In Friday's suicide attack, the bomber stopped his car after soldiers opened fire as it sped towards the checkpoint at about the 2pm (1100 GMT) in Tal Afar, 420km northwest of Baghdad.

Sectarian violence is claiming the
lives of Shia and Sunni civilians

The unit's commander, Colonel Abdul-Karim Jassim, was leading a group of soldiers towards the car when the driver detonated his explosives, police spokesman Brigadier Najim Abdullah said. Jassim was among those killed. Eight civilians were among the injured.

Earlier in the day, Iraq's defence ministry said its soldiers arrested the al-Qaeda in Iraq commander in the western city of Rawah, along with two deputies - a Libyan and Syrian - and nine other fighters who weren't otherwise identified.

The Iraqi government says thousands of foreign fighters have crossed the porous border with Syria, about 90km west of Rawah.

Roadside bombs

The US military said four of its most recent casualties, three soldiers and a marine, were killed in fighting or by roadside bombs on Thursday, while another marine died from a non-combat related injury on Friday.

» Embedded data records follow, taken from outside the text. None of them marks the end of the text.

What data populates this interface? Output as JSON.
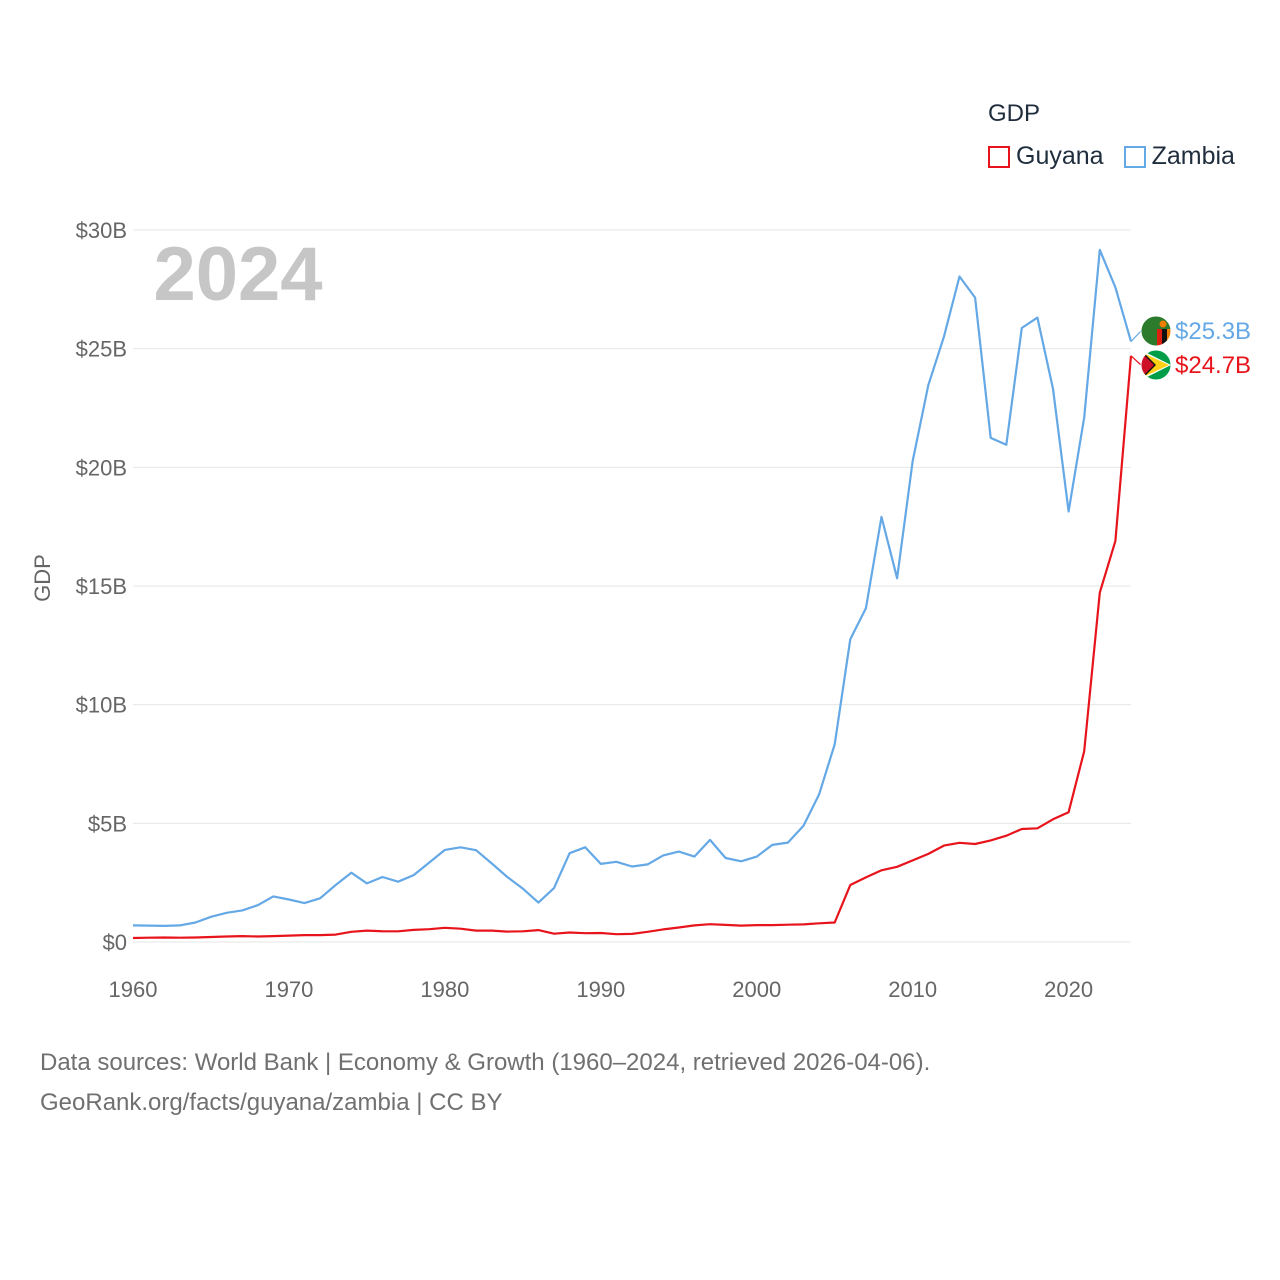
{
  "legend": {
    "title": "GDP",
    "items": [
      {
        "name": "Guyana",
        "color": "#e8141b"
      },
      {
        "name": "Zambia",
        "color": "#64a8e6"
      }
    ]
  },
  "year_label": "2024",
  "footer": {
    "line1": "Data sources: World Bank | Economy & Growth (1960–2024, retrieved 2026-04-06).",
    "line2": "GeoRank.org/facts/guyana/zambia | CC BY"
  },
  "chart_data": {
    "type": "line",
    "title": "GDP",
    "ylabel": "GDP",
    "xlabel": "",
    "xlim": [
      1960,
      2024
    ],
    "ylim": [
      0,
      30
    ],
    "y_unit": "billions USD",
    "x_ticks": [
      1960,
      1970,
      1980,
      1990,
      2000,
      2010,
      2020
    ],
    "x_tick_labels": [
      "1960",
      "1970",
      "1980",
      "1990",
      "2000",
      "2010",
      "2020"
    ],
    "y_ticks": [
      0,
      5,
      10,
      15,
      20,
      25,
      30
    ],
    "y_tick_labels": [
      "$0",
      "$5B",
      "$10B",
      "$15B",
      "$20B",
      "$25B",
      "$30B"
    ],
    "grid": true,
    "legend_position": "top-right",
    "x": [
      1960,
      1961,
      1962,
      1963,
      1964,
      1965,
      1966,
      1967,
      1968,
      1969,
      1970,
      1971,
      1972,
      1973,
      1974,
      1975,
      1976,
      1977,
      1978,
      1979,
      1980,
      1981,
      1982,
      1983,
      1984,
      1985,
      1986,
      1987,
      1988,
      1989,
      1990,
      1991,
      1992,
      1993,
      1994,
      1995,
      1996,
      1997,
      1998,
      1999,
      2000,
      2001,
      2002,
      2003,
      2004,
      2005,
      2006,
      2007,
      2008,
      2009,
      2010,
      2011,
      2012,
      2013,
      2014,
      2015,
      2016,
      2017,
      2018,
      2019,
      2020,
      2021,
      2022,
      2023,
      2024
    ],
    "series": [
      {
        "name": "Zambia",
        "color": "#64a8e6",
        "end_label": "$25.3B",
        "flag": "zambia-flag",
        "values": [
          0.7,
          0.69,
          0.68,
          0.7,
          0.82,
          1.06,
          1.23,
          1.33,
          1.55,
          1.92,
          1.79,
          1.64,
          1.84,
          2.4,
          2.92,
          2.47,
          2.74,
          2.54,
          2.82,
          3.35,
          3.88,
          3.99,
          3.87,
          3.31,
          2.74,
          2.25,
          1.66,
          2.27,
          3.74,
          3.99,
          3.29,
          3.38,
          3.18,
          3.27,
          3.65,
          3.81,
          3.6,
          4.3,
          3.54,
          3.4,
          3.6,
          4.09,
          4.19,
          4.9,
          6.22,
          8.33,
          12.76,
          14.06,
          17.91,
          15.33,
          20.27,
          23.46,
          25.5,
          28.04,
          27.15,
          21.24,
          20.95,
          25.87,
          26.31,
          23.31,
          18.14,
          22.1,
          29.16,
          27.58,
          25.3
        ]
      },
      {
        "name": "Guyana",
        "color": "#e8141b",
        "end_label": "$24.7B",
        "flag": "guyana-flag",
        "values": [
          0.17,
          0.18,
          0.19,
          0.18,
          0.19,
          0.21,
          0.23,
          0.25,
          0.23,
          0.25,
          0.27,
          0.29,
          0.29,
          0.31,
          0.43,
          0.48,
          0.45,
          0.45,
          0.51,
          0.54,
          0.6,
          0.56,
          0.48,
          0.48,
          0.44,
          0.45,
          0.5,
          0.35,
          0.4,
          0.37,
          0.38,
          0.33,
          0.34,
          0.43,
          0.53,
          0.61,
          0.7,
          0.75,
          0.72,
          0.69,
          0.71,
          0.71,
          0.73,
          0.74,
          0.79,
          0.82,
          2.4,
          2.72,
          3.02,
          3.17,
          3.44,
          3.71,
          4.06,
          4.18,
          4.13,
          4.28,
          4.48,
          4.76,
          4.79,
          5.17,
          5.47,
          8.04,
          14.72,
          16.9,
          24.7
        ]
      }
    ]
  }
}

State television, meanwhile, said the speaker of Iraq's parliament, Mahmoud al-Mashhadani, was visiting neighbouring Iran for an international conference.

Iran's Shia theocracy maintains close ties to Iraq's Shia majority, causing deep unease among Iraq's Sunni Arab minority. The US commander in Iraq has castigated both Iran and Syria, Iraq's neighbours east and west, for trying to undermine the American effort to stabilise the country.

Al-Mashhadani, a Sunni, has been a frequent critic of the US military presence in Iraq.